You can live, work, study and receive social benefits like before Brexit.
You arrived in the UK after December 31, 2020
If you arrived in the UK after December 31, 2020, you are subject to the new law and the new point-based immigration system.
Working in the UK after Brexit
Since January 1, 2021, new workers - or residents for more than 6 months - European in the United Kingdom must obtain a work visa with points.
To obtain this visa, you must:
- speak English (intermediate level B1)
- have a promise of employment for a qualified job (baccalaureate level) with a employer sponsored by the UK Home Office
- have a minimum annual salary of £25,600 (29,446€)

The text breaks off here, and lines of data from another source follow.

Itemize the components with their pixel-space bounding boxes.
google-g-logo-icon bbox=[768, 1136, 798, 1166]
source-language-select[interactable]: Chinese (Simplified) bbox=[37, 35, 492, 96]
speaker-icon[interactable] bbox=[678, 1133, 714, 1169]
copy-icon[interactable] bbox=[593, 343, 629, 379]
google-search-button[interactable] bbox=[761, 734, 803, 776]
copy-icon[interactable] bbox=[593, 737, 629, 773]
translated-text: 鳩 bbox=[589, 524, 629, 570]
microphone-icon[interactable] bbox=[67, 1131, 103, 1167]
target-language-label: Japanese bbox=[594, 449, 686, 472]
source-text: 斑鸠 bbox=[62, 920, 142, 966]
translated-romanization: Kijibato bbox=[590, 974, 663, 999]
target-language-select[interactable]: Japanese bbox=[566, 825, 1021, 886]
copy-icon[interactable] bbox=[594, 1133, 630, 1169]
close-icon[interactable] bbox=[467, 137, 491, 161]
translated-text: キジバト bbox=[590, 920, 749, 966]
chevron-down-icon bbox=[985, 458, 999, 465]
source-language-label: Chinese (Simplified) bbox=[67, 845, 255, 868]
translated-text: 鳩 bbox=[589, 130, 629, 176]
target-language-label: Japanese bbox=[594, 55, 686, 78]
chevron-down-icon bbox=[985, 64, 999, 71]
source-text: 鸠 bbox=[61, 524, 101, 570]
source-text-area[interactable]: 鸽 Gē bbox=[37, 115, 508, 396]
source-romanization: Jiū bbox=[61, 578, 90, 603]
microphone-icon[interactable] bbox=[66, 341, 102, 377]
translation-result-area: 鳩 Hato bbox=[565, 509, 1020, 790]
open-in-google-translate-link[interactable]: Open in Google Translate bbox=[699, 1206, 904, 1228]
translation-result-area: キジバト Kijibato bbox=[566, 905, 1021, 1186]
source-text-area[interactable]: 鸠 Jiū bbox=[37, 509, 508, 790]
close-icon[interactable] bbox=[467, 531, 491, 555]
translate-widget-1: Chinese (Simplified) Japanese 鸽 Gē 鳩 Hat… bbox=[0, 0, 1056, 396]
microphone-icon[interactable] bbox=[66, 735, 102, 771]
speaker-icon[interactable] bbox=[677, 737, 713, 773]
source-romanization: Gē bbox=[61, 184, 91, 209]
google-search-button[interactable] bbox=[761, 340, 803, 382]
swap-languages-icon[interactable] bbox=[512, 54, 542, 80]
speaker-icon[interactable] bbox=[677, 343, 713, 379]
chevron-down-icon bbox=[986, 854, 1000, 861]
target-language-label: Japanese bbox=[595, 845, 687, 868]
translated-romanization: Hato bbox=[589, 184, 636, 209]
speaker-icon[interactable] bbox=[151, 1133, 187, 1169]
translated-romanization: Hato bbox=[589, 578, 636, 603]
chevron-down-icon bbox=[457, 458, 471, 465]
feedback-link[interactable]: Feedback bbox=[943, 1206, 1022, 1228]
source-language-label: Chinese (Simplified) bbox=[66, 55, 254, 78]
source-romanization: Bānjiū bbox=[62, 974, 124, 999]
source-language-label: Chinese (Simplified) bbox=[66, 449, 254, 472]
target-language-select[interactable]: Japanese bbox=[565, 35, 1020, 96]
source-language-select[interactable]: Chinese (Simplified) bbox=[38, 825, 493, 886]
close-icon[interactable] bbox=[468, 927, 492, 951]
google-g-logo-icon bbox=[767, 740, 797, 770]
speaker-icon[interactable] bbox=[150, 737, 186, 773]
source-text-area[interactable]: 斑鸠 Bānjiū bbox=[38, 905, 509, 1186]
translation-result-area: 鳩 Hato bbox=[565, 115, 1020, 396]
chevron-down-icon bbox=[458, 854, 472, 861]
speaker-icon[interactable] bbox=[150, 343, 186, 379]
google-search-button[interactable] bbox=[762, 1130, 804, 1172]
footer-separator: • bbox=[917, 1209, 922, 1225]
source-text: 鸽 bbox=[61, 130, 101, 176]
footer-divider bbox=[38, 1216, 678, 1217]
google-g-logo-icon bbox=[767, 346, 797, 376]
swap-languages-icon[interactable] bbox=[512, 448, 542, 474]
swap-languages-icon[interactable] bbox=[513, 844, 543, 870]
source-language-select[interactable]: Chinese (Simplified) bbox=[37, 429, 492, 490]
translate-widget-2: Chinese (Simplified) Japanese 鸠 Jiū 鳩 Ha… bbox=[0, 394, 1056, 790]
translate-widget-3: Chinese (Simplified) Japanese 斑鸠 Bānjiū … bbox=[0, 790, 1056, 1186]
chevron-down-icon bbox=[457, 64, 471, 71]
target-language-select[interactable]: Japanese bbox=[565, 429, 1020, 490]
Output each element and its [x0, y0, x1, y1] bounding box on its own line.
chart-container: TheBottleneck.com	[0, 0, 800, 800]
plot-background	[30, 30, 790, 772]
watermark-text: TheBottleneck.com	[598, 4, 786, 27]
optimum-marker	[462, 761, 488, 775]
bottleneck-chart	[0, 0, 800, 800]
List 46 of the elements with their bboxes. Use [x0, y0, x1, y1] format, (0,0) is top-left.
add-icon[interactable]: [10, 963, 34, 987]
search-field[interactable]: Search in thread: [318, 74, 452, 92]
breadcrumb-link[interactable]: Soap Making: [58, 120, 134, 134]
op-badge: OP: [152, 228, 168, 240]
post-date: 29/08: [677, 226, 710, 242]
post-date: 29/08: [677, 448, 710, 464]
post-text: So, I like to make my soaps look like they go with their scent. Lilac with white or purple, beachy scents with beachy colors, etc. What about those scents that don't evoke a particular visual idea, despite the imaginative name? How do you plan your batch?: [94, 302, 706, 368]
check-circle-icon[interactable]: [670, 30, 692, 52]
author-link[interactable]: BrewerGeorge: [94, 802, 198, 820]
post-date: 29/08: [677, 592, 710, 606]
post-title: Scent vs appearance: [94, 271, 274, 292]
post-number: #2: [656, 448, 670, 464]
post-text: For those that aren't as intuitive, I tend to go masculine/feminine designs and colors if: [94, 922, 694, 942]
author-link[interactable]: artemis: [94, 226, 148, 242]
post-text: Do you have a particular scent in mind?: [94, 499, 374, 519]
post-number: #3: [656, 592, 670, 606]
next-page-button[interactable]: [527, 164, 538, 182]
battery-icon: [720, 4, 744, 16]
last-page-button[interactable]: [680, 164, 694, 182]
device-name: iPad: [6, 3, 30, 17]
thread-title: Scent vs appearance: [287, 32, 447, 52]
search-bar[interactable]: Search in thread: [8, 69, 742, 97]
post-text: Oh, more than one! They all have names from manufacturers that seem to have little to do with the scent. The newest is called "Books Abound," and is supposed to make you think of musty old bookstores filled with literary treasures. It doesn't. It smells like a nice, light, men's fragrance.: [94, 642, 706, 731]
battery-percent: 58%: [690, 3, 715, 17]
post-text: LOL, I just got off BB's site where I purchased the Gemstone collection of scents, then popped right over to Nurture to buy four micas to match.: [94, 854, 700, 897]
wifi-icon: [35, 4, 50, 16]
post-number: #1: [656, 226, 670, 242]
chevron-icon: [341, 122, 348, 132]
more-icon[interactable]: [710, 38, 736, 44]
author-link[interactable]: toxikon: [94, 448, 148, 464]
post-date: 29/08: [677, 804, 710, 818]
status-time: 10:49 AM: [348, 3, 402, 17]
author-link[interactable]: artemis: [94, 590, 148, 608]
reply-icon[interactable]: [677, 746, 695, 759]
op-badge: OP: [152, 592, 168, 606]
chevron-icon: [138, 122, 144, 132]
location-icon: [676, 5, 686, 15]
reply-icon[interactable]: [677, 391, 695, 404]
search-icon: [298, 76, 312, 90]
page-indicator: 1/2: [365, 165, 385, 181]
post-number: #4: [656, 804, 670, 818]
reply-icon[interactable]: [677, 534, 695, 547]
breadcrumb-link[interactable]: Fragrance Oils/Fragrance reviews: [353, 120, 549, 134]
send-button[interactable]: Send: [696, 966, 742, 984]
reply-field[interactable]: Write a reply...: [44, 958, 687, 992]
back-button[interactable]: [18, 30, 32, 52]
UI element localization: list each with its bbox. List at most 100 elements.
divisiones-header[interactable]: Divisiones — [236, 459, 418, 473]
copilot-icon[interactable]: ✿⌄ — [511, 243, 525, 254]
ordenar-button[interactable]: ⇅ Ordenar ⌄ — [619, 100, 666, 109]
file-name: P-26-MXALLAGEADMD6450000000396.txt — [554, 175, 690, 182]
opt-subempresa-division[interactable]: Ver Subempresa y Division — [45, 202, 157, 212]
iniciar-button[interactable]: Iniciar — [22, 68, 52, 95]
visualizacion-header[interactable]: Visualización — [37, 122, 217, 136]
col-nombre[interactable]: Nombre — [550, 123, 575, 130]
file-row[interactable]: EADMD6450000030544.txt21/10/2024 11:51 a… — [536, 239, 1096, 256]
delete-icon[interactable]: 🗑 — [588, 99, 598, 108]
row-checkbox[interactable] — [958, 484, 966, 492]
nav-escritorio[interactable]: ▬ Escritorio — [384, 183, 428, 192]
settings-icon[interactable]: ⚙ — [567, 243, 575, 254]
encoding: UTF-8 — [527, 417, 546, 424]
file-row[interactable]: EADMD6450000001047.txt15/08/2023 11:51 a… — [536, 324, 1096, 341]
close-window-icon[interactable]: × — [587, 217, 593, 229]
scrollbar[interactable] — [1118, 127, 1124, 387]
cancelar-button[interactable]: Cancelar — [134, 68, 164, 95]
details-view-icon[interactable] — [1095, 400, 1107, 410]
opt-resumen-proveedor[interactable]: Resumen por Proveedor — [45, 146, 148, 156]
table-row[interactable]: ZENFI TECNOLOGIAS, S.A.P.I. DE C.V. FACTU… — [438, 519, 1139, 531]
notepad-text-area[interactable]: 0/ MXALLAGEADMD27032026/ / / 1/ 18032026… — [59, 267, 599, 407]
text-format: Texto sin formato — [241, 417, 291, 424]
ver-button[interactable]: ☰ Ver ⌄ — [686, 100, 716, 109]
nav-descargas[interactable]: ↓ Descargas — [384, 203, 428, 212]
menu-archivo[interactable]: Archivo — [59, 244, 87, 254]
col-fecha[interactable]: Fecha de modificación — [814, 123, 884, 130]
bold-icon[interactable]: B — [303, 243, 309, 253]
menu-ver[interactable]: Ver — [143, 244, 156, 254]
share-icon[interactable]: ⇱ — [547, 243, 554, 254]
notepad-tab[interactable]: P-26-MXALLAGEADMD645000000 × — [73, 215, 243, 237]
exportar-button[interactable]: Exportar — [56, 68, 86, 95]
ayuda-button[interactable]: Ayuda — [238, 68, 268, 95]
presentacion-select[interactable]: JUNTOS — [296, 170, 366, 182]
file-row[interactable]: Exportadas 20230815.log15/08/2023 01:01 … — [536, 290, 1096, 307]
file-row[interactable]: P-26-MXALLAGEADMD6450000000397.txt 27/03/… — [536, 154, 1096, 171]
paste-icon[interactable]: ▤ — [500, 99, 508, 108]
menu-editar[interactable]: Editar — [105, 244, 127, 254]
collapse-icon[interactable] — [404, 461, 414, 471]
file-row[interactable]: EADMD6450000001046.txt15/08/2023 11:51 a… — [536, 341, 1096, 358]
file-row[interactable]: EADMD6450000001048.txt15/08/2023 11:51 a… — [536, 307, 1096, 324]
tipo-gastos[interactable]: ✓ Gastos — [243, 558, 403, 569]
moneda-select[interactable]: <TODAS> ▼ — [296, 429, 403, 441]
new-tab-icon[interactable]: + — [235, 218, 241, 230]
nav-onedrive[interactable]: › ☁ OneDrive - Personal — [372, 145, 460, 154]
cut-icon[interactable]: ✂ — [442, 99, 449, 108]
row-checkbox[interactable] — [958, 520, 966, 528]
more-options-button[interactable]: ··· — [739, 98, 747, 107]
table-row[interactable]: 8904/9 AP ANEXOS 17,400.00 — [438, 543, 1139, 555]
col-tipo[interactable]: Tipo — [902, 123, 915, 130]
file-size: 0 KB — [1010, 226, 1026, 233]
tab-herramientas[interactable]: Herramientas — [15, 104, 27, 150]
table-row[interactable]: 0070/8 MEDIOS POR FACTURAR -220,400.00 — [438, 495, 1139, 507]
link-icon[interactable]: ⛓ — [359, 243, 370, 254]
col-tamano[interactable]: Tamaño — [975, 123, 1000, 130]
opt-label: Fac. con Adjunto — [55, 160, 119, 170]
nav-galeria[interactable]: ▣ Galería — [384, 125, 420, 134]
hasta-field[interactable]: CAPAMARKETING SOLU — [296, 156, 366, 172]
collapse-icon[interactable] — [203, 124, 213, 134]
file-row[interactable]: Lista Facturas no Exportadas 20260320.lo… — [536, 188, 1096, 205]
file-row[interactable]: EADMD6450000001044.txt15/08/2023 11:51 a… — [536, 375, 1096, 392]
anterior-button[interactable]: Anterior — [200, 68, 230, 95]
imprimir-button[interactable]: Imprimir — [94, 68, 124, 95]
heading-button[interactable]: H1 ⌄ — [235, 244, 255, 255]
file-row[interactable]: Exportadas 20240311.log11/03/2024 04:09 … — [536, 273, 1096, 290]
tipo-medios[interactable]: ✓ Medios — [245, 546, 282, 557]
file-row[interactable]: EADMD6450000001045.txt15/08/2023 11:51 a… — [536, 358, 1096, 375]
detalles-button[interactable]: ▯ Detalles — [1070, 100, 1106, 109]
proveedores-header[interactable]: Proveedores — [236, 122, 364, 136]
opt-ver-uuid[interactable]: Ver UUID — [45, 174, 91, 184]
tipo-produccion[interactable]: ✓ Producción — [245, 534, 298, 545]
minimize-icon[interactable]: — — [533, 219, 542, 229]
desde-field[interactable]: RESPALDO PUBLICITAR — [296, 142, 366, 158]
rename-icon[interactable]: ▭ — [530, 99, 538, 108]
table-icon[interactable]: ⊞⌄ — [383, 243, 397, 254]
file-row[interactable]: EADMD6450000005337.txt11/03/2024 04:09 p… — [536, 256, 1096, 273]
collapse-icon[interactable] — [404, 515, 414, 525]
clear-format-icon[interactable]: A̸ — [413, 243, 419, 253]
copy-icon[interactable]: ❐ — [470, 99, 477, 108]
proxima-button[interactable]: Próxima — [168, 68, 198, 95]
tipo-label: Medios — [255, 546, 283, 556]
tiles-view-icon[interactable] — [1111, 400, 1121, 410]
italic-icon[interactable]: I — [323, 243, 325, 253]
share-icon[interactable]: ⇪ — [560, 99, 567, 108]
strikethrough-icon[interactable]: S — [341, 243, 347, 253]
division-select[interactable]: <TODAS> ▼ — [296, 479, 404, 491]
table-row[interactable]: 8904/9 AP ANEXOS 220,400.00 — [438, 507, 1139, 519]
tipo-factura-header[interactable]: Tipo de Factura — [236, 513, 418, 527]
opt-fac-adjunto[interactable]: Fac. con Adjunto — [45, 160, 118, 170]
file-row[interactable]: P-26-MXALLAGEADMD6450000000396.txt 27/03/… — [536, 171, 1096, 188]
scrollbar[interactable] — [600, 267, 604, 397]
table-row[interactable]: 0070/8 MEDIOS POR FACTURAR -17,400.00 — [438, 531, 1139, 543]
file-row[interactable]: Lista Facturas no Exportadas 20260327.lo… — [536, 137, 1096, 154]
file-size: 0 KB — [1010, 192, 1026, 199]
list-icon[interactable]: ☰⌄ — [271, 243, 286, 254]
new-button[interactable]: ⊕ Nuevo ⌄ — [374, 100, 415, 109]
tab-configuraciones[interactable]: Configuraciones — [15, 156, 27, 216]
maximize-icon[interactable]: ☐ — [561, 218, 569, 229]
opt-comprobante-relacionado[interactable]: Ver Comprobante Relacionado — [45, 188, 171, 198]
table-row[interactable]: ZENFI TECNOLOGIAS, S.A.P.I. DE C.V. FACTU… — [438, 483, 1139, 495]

The visa process is faster for healthcare professionals.
The Global Talent visa allows highly qualified people in the fields of university research, art and culture or digital technologies, to reside in the UK for 5 years - with no promise of employment.
The point-based work visa does not allow you to come and work for low-skilled jobs.
Studying in the UK after Brexit
Since January 1, 2021, European students wishing to follow a course at a British university must obtain a student visa with points.
To obtain this visa, you must:
- speak English (intermediate level B1 or B2 depending on European executives)
- be enrolled in a institution sponsored by the UK Home Office
- be able to justify the financial resources necessary to meet your needs: £1334 / month in London and £1023 / month outside
- have the real intention of coming to study
You must also have a valid passport and pay for access to the UK healthcare system (£624 / year).
The visa application is chargeable (£348) and can be made from 6 months before the start of the course.
European students already settled in the United Kingdom are not affected by these new measures.
In the UK, the Erasmus + program will soon be replaced by the Alan Turing program.
From August 1, 2021, preferential rates European students in the UK will be removed. Indeed, until now European students in the UK have paid the same tuition fees as UK students - they will now be considered international students and will experience a significant increase in their tuition fees.
Driving in the UK after Brexit
Whether you are a resident or a visitor, the application of Brexit does not affect the possibility of driving in the United Kingdom with a valid European driving license.
If your vehicle is not insured in the UK, remember to contact your insurance company before you leave!
You must be under 70 years old to drive in the UK with a European license.